Автор «Татарской пустыни» смотрит на жизнь печально. Он не находит в ней ничего такого, что могло бы вызвать восторг и веру в лежащие за пределами человеческой личности трансцендентные смыслы и ценности, будь то Бог, достижения современной науки и техники или государство. Однако это вовсе не превращает Дино Буццати в «декадентского Смертяшкина», кокетливо эстетизирующего Смерть именно потому, что он видит в ней не великую жизненную реальность, а всего лишь один из атрибутов той игры, в которую ему хотелось бы превратить поэзию, искусство и само человеческое существование. «Татарская пустыня» порождена не пессимизмом, а гуманизмом, верой в самостояние человека, как сказал бы Пушкин, а также в возможность гармонии между человеком и окружающей его природой. Герой романа умирает улыбаясь, бросив последний взгляд на клочок звездного неба, видимый в окне грязного, пропахшего помоями постоялого двора.
Идеологический кризис середины 50-х годов, вынудивший наиболее передовую часть итальянской интеллигенции пересмотреть свое отношение к идеалам Сопротивления и отказаться от эстетики неореализма, творчество Буццати не затронул. И это понятно: умеренный консерватор, он, как уже говорилось, никогда не связывал с крушением тоталитарного режима Муссолини политических или социальных надежд и не питал иллюзий, утрату которых ему пришлось бы оплакивать. Так называемое неокапиталистическое общество потребления усилило его меланхолический скептицизм, но, дав ему новые сюжеты, не повлияло сколько-нибудь существенно ни на его миропонимание, ни на его литературный стиль. Именно в конце 50-х годов к Буццати приходит широкое признание.
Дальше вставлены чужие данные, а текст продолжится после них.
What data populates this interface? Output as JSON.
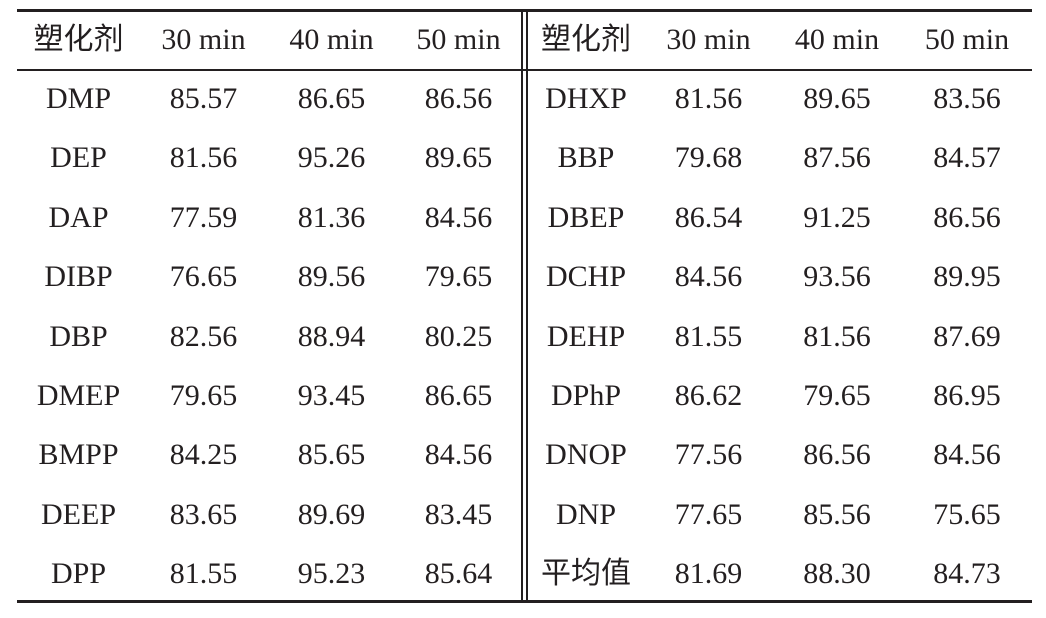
{
  "table": {
    "header": [
      "塑化剂",
      "30 min",
      "40 min",
      "50 min",
      "塑化剂",
      "30 min",
      "40 min",
      "50 min"
    ],
    "rows": [
      [
        "DMP",
        "85.57",
        "86.65",
        "86.56",
        "DHXP",
        "81.56",
        "89.65",
        "83.56"
      ],
      [
        "DEP",
        "81.56",
        "95.26",
        "89.65",
        "BBP",
        "79.68",
        "87.56",
        "84.57"
      ],
      [
        "DAP",
        "77.59",
        "81.36",
        "84.56",
        "DBEP",
        "86.54",
        "91.25",
        "86.56"
      ],
      [
        "DIBP",
        "76.65",
        "89.56",
        "79.65",
        "DCHP",
        "84.56",
        "93.56",
        "89.95"
      ],
      [
        "DBP",
        "82.56",
        "88.94",
        "80.25",
        "DEHP",
        "81.55",
        "81.56",
        "87.69"
      ],
      [
        "DMEP",
        "79.65",
        "93.45",
        "86.65",
        "DPhP",
        "86.62",
        "79.65",
        "86.95"
      ],
      [
        "BMPP",
        "84.25",
        "85.65",
        "84.56",
        "DNOP",
        "77.56",
        "86.56",
        "84.56"
      ],
      [
        "DEEP",
        "83.65",
        "89.69",
        "83.45",
        "DNP",
        "77.65",
        "85.56",
        "75.65"
      ],
      [
        "DPP",
        "81.55",
        "95.23",
        "85.64",
        "平均值",
        "81.69",
        "88.30",
        "84.73"
      ]
    ]
  }
}
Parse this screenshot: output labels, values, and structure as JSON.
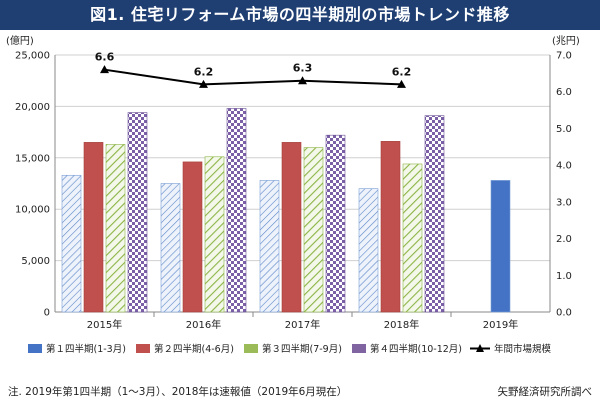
{
  "title": "図1. 住宅リフォーム市場の四半期別の市場トレンド推移",
  "footer": {
    "note": "注. 2019年第1四半期（1～3月）、2018年は速報値（2019年6月現在）",
    "source": "矢野経済研究所調べ"
  },
  "chart_data": {
    "type": "bar",
    "categories": [
      "2015年",
      "2016年",
      "2017年",
      "2018年",
      "2019年"
    ],
    "series": [
      {
        "name": "第１四半期(1-3月)",
        "values": [
          13300,
          12500,
          12800,
          12000,
          12800
        ],
        "color": "#4472c4",
        "pattern": "diag-blue"
      },
      {
        "name": "第２四半期(4-6月)",
        "values": [
          16500,
          14600,
          16500,
          16600,
          null
        ],
        "color": "#c0504d",
        "pattern": "solid"
      },
      {
        "name": "第３四半期(7-9月)",
        "values": [
          16300,
          15100,
          16000,
          14400,
          null
        ],
        "color": "#9bbb59",
        "pattern": "diag-green"
      },
      {
        "name": "第４四半期(10-12月)",
        "values": [
          19400,
          19800,
          17200,
          19100,
          null
        ],
        "color": "#8064a2",
        "pattern": "check-purple"
      }
    ],
    "line": {
      "name": "年間市場規模",
      "values": [
        6.6,
        6.2,
        6.3,
        6.2,
        null
      ],
      "labels": [
        "6.6",
        "6.2",
        "6.3",
        "6.2",
        ""
      ]
    },
    "left_axis": {
      "unit": "(億円)",
      "min": 0,
      "max": 25000,
      "ticks": [
        "0",
        "5,000",
        "10,000",
        "15,000",
        "20,000",
        "25,000"
      ]
    },
    "right_axis": {
      "unit": "(兆円)",
      "min": 0,
      "max": 7,
      "ticks": [
        "0.0",
        "1.0",
        "2.0",
        "3.0",
        "4.0",
        "5.0",
        "6.0",
        "7.0"
      ]
    },
    "grid": true,
    "legend_position": "bottom"
  }
}
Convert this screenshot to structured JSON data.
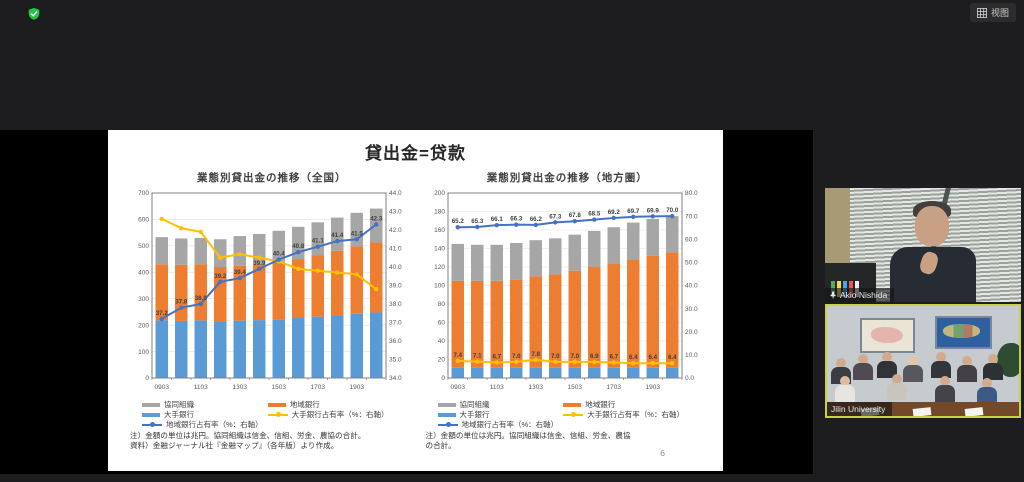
{
  "window": {
    "security_icon": "shield-check",
    "view_button": {
      "label": "视图",
      "icon": "grid"
    }
  },
  "slide": {
    "title": "貸出金=贷款",
    "page_number": "6"
  },
  "participants": [
    {
      "name": "Akio Nishida",
      "pinned": true,
      "active_speaker": false
    },
    {
      "name": "Jilin University",
      "pinned": false,
      "active_speaker": true
    }
  ],
  "colors": {
    "bar_gray": "#a6a6a6",
    "bar_orange": "#ed7d31",
    "bar_blue": "#5b9bd5",
    "line_yellow": "#ffc000",
    "line_blue": "#4472c4",
    "active_speaker_border": "#c9d146",
    "shield_green": "#23c343"
  },
  "chart_data": [
    {
      "type": "bar",
      "subtype": "stacked-bar-with-lines",
      "title": "業態別貸出金の推移（全国）",
      "unit": "兆円",
      "n_bars": 12,
      "x_tick_labels": [
        "0903",
        "1103",
        "1303",
        "1503",
        "1703",
        "1903"
      ],
      "left_axis": {
        "min": 0,
        "max": 700,
        "step": 100
      },
      "right_axis": {
        "min": 34.0,
        "max": 44.0,
        "step": 1.0
      },
      "bar_series": [
        {
          "name": "大手銀行",
          "color": "#5b9bd5",
          "values": [
            218,
            216,
            218,
            214,
            217,
            219,
            222,
            227,
            232,
            238,
            243,
            248
          ]
        },
        {
          "name": "地域銀行",
          "color": "#ed7d31",
          "values": [
            212,
            212,
            212,
            206,
            208,
            211,
            218,
            223,
            233,
            243,
            255,
            265
          ]
        },
        {
          "name": "協同組織",
          "color": "#a6a6a6",
          "values": [
            103,
            100,
            100,
            105,
            112,
            115,
            117,
            122,
            124,
            126,
            127,
            128
          ]
        }
      ],
      "line_series": [
        {
          "name": "大手銀行占有率（%：右軸）",
          "color": "#ffc000",
          "axis": "right",
          "show_labels": false,
          "values": [
            42.6,
            42.1,
            41.9,
            40.5,
            40.7,
            40.5,
            40.3,
            39.9,
            39.8,
            39.7,
            39.6,
            38.8
          ]
        },
        {
          "name": "地域銀行占有率（%：右軸）",
          "color": "#4472c4",
          "axis": "right",
          "show_labels": true,
          "values": [
            37.2,
            37.8,
            38.0,
            39.2,
            39.4,
            39.9,
            40.4,
            40.8,
            41.1,
            41.4,
            41.5,
            42.3
          ]
        }
      ],
      "legend": [
        {
          "label": "協同組織",
          "swatch": "bar",
          "color": "#a6a6a6"
        },
        {
          "label": "地域銀行",
          "swatch": "bar",
          "color": "#ed7d31"
        },
        {
          "label": "大手銀行",
          "swatch": "bar",
          "color": "#5b9bd5"
        },
        {
          "label": "大手銀行占有率（%：右軸）",
          "swatch": "line",
          "color": "#ffc000"
        },
        {
          "label": "地域銀行占有率（%：右軸）",
          "swatch": "line",
          "color": "#4472c4"
        }
      ],
      "notes": [
        "注）金額の単位は兆円。協同組織は信金、信組、労金、農協の合計。",
        "資料）金融ジャーナル社『金融マップ』（各年版）より作成。"
      ]
    },
    {
      "type": "bar",
      "subtype": "stacked-bar-with-lines",
      "title": "業態別貸出金の推移（地方圏）",
      "unit": "兆円",
      "n_bars": 12,
      "x_tick_labels": [
        "0903",
        "1103",
        "1303",
        "1503",
        "1703",
        "1903"
      ],
      "left_axis": {
        "min": 0,
        "max": 200,
        "step": 20
      },
      "right_axis": {
        "min": 0.0,
        "max": 80.0,
        "step": 10.0
      },
      "bar_series": [
        {
          "name": "大手銀行",
          "color": "#5b9bd5",
          "values": [
            11,
            11,
            11,
            11,
            11,
            11,
            11,
            11,
            11,
            11,
            11,
            11
          ]
        },
        {
          "name": "地域銀行",
          "color": "#ed7d31",
          "values": [
            94,
            94,
            94,
            95,
            99,
            101,
            105,
            109,
            113,
            117,
            121,
            125
          ]
        },
        {
          "name": "協同組織",
          "color": "#a6a6a6",
          "values": [
            40,
            39,
            39,
            40,
            39,
            39,
            39,
            39,
            39,
            40,
            40,
            39
          ]
        }
      ],
      "line_series": [
        {
          "name": "大手銀行占有率（%：右軸）",
          "color": "#ffc000",
          "axis": "right",
          "show_labels": true,
          "values": [
            7.4,
            7.1,
            6.7,
            7.0,
            7.8,
            7.0,
            7.0,
            6.9,
            6.7,
            6.4,
            6.4,
            6.4
          ]
        },
        {
          "name": "地域銀行占有率（%：右軸）",
          "color": "#4472c4",
          "axis": "right",
          "show_labels": true,
          "values": [
            65.2,
            65.3,
            66.1,
            66.3,
            66.2,
            67.3,
            67.8,
            68.5,
            69.2,
            69.7,
            69.9,
            70.0
          ]
        }
      ],
      "legend": [
        {
          "label": "協同組織",
          "swatch": "bar",
          "color": "#a6a6a6"
        },
        {
          "label": "地域銀行",
          "swatch": "bar",
          "color": "#ed7d31"
        },
        {
          "label": "大手銀行",
          "swatch": "bar",
          "color": "#5b9bd5"
        },
        {
          "label": "大手銀行占有率（%：右軸）",
          "swatch": "line",
          "color": "#ffc000"
        },
        {
          "label": "地域銀行占有率（%：右軸）",
          "swatch": "line",
          "color": "#4472c4"
        }
      ],
      "notes": [
        "注）金額の単位は兆円。協同組織は信金、信組、労金、農協\nの合計。"
      ]
    }
  ]
}
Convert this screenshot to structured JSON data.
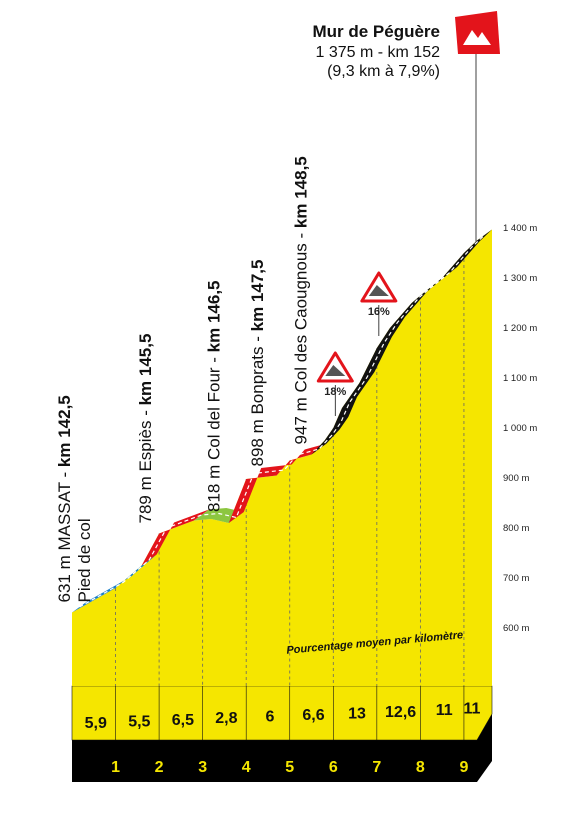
{
  "chart_data": {
    "type": "area",
    "ylim": [
      560,
      1420
    ],
    "xlim": [
      0,
      9.3
    ],
    "y_ticks": [
      {
        "value": 600,
        "label": "600 m"
      },
      {
        "value": 700,
        "label": "700 m"
      },
      {
        "value": 800,
        "label": "800 m"
      },
      {
        "value": 900,
        "label": "900 m"
      },
      {
        "value": 1000,
        "label": "1 000 m"
      },
      {
        "value": 1100,
        "label": "1 100 m"
      },
      {
        "value": 1200,
        "label": "1 200 m"
      },
      {
        "value": 1300,
        "label": "1 300 m"
      },
      {
        "value": 1400,
        "label": "1 400 m"
      }
    ],
    "profile": {
      "x": [
        0,
        1,
        1.6,
        2,
        2.8,
        3.2,
        3.6,
        4,
        4.7,
        5,
        5.5,
        5.8,
        6,
        6.2,
        6.6,
        7,
        7.3,
        7.8,
        8,
        8.5,
        9,
        9.3
      ],
      "y": [
        631,
        680,
        725,
        789,
        815,
        818,
        810,
        898,
        905,
        935,
        947,
        975,
        1000,
        1040,
        1090,
        1160,
        1200,
        1250,
        1265,
        1300,
        1350,
        1375
      ]
    },
    "segments": [
      {
        "from": 0,
        "to": 1.6,
        "color": "#1a7fc8"
      },
      {
        "from": 1.6,
        "to": 2.8,
        "color": "#e3141b"
      },
      {
        "from": 2.8,
        "to": 3.6,
        "color": "#8cc63f"
      },
      {
        "from": 3.6,
        "to": 5.5,
        "color": "#e3141b"
      },
      {
        "from": 5.5,
        "to": 9.3,
        "color": "#111111"
      }
    ],
    "km_labels": [
      "1",
      "2",
      "3",
      "4",
      "5",
      "6",
      "7",
      "8",
      "9"
    ],
    "km_percent": [
      "5,9",
      "5,5",
      "6,5",
      "2,8",
      "6",
      "6,6",
      "13",
      "12,6",
      "11",
      "11"
    ],
    "subtitle": "Pourcentage moyen par kilomètre",
    "points": [
      {
        "x": 0,
        "name": "631 m MASSAT - ",
        "km": "km 142,5",
        "extra": "Pied de col"
      },
      {
        "x": 2,
        "name": "789 m Espiès - ",
        "km": "km 145,5"
      },
      {
        "x": 3.5,
        "name": "818 m Col del Four - ",
        "km": "km 146,5"
      },
      {
        "x": 4.5,
        "name": "898 m Bonprats - ",
        "km": "km 147,5"
      },
      {
        "x": 5.5,
        "name": "947 m Col des Caougnous - ",
        "km": "km 148,5"
      }
    ],
    "grade_signs": [
      {
        "x": 6,
        "label": "18%"
      },
      {
        "x": 7,
        "label": "16%"
      }
    ],
    "summit": {
      "name": "Mur de Péguère",
      "line1": "1 375 m - km 152",
      "line2": "(9,3 km à 7,9%)"
    }
  },
  "colors": {
    "fill": "#f5e600",
    "wall_side": "#f7c400",
    "base": "#000000",
    "grade_sign": "#e3141b",
    "summit_flag": "#e3141b"
  }
}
В 1958 году он издает сборник «Шестьдесят рассказов» и получает за него одну из самых престижных в Италии литературных премий — «Стрега». В 1960 году выходит повесть «Увеличенный портрет», которую критика тут же объявляет первой итальянской научно-фантастической повестью — очевидно, прежде всего потому, что это было просто хорошее, по-настоящему художественное произведение с весьма характерным для Буццати фантастическим сюжетом, но обставленное некоторыми аксессуарами модных в ту пору историй о роботах. За «Увеличенным портретом» последовал большой психологический роман «Любовь» (1963), имевший шумный и несколько скандальный успех, и сборник рассказов «Коломбр» (1966). В это же самое время Дино Буццати издает несколько книг стихов, пробует свои силы в драме, рисует декорации и комиксы и даже сочиняет либретто опер и оперетт, как правило, инсценируя собственные фабулы. Он живет напряженной творческой жизнью, сторонясь, однако, артистической богемы и сохраняя верность старомодной светскости стареющего джентльмена.
Однако литературные и художественные успехи Буццати не повлияли на его связь с газетой. Основным и главным его занятием всегда оставалась журналистика. Он по-прежнему публиковал в «Коррьере делла сера» острые, иногда несколько ироничные репортажи (в одном из них, «Крыши Кафки», написанном в 1964 году в Праге, он добродушно посмеялся над теми из своих критиков, которые усматривали кафкианство даже в посылаемых им телеграммах) и с конца 50-х годов вел раздел художественной критики. «Журналистика, — говорил Буццати, — является для меня не вторым ремеслом, а одним из аспектов моей профессии. Оптимум журнализма совпадает с оптимумом литературы. И я не понимаю, почему занятие журналистикой, если речь идет о хорошей журналистике, может повредить писателю. Более того, я думаю, что некоторые эпизоды повседневной хроники прямо и непосредственно содействуют достижению художественного эффекта».